So bleibt es auch am Abend noch warm im Garten

Sowohl im Sommer als auch in anderen Jahreszeiten sind Abende auf Balkon, Terrasse oder im Garten in gemütlichen Gartenmöbeln ein besonderes Erlebnis. Jedes Jahr aufs Neue macht das mehr als Spaß. Der Nachteil ist nur, dass umso länger der Abend vorantreibt, desto kälter wird es auch da draußen. Da wir Menschen es bekanntlich ja lieber gemütlich und komfortabel haben, gibt es auch dafür gute Lösungen. Der ein oder andere mag nun zu Decken greifen oder nutzt dies als Gelegenheit, um sich an seinen Partner heranzukuscheln. Sicherlich auch gute Ideen, um es sich angenehm zu machen. Dennoch gibt es auch weitaus komfortablere Methoden, die einem die übliche Bewegungsfreiheit zulassen.
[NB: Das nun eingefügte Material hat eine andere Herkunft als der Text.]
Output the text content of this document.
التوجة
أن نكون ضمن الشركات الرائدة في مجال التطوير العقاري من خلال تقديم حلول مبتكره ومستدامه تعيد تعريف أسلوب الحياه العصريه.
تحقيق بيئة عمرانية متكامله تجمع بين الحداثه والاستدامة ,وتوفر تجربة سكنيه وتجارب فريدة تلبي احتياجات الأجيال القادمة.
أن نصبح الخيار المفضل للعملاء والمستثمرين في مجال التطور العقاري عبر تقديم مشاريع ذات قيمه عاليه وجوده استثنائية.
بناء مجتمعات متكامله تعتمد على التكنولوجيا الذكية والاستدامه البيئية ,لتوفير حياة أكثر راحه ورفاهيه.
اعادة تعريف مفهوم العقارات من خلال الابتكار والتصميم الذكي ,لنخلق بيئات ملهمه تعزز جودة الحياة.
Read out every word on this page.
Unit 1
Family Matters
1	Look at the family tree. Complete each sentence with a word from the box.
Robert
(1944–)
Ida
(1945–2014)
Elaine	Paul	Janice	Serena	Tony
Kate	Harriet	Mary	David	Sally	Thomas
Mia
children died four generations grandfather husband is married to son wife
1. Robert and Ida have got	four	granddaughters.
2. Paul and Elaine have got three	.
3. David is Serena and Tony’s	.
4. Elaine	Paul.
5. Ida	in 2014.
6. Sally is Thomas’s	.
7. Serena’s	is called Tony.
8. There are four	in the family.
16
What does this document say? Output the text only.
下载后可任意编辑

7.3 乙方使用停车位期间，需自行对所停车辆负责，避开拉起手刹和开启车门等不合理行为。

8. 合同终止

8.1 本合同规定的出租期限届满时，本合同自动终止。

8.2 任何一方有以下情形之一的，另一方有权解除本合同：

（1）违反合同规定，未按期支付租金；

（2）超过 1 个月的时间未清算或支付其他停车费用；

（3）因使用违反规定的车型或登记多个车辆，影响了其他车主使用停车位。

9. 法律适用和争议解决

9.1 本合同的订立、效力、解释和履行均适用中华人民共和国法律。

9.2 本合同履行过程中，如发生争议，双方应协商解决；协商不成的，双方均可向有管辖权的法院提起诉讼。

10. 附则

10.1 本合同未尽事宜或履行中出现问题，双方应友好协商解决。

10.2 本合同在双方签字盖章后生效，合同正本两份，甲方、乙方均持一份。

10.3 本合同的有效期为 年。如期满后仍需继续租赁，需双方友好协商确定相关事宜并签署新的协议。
Eine solche Möglichkeit ist natürlich auch, dass Sie doch rein gehen ins gemütliche Warme. Aber gerade im Sommer ist es so schön draußen, da möchte man das nicht verpassen. Die Möglichkeit von der ich hier spreche sind Heizstrahler. Dabei gibt es verschiedene Arten an Heizstrahlern. Heizstrahler sind definitiv in jeder Jahreszeit sinnvoll und natürlich auch besonders im Winter, wo man sie immer wieder auf Weihnachtsmärkten wiederfindet. Nun möchte aber zu den verschieden Heizstrahler Typen kommen. Denn je nachdem machen auch unterschiedliche Strahler Sinn. Generell unterscheidet man erst einmal zwischen dem strom- und dem gasbetriebenem Heizstrahler. Heizstrahler mit Gas bieten dabei eine besondere Atmosphäre und sind auch für den Gartenbedarf ideal geeignet.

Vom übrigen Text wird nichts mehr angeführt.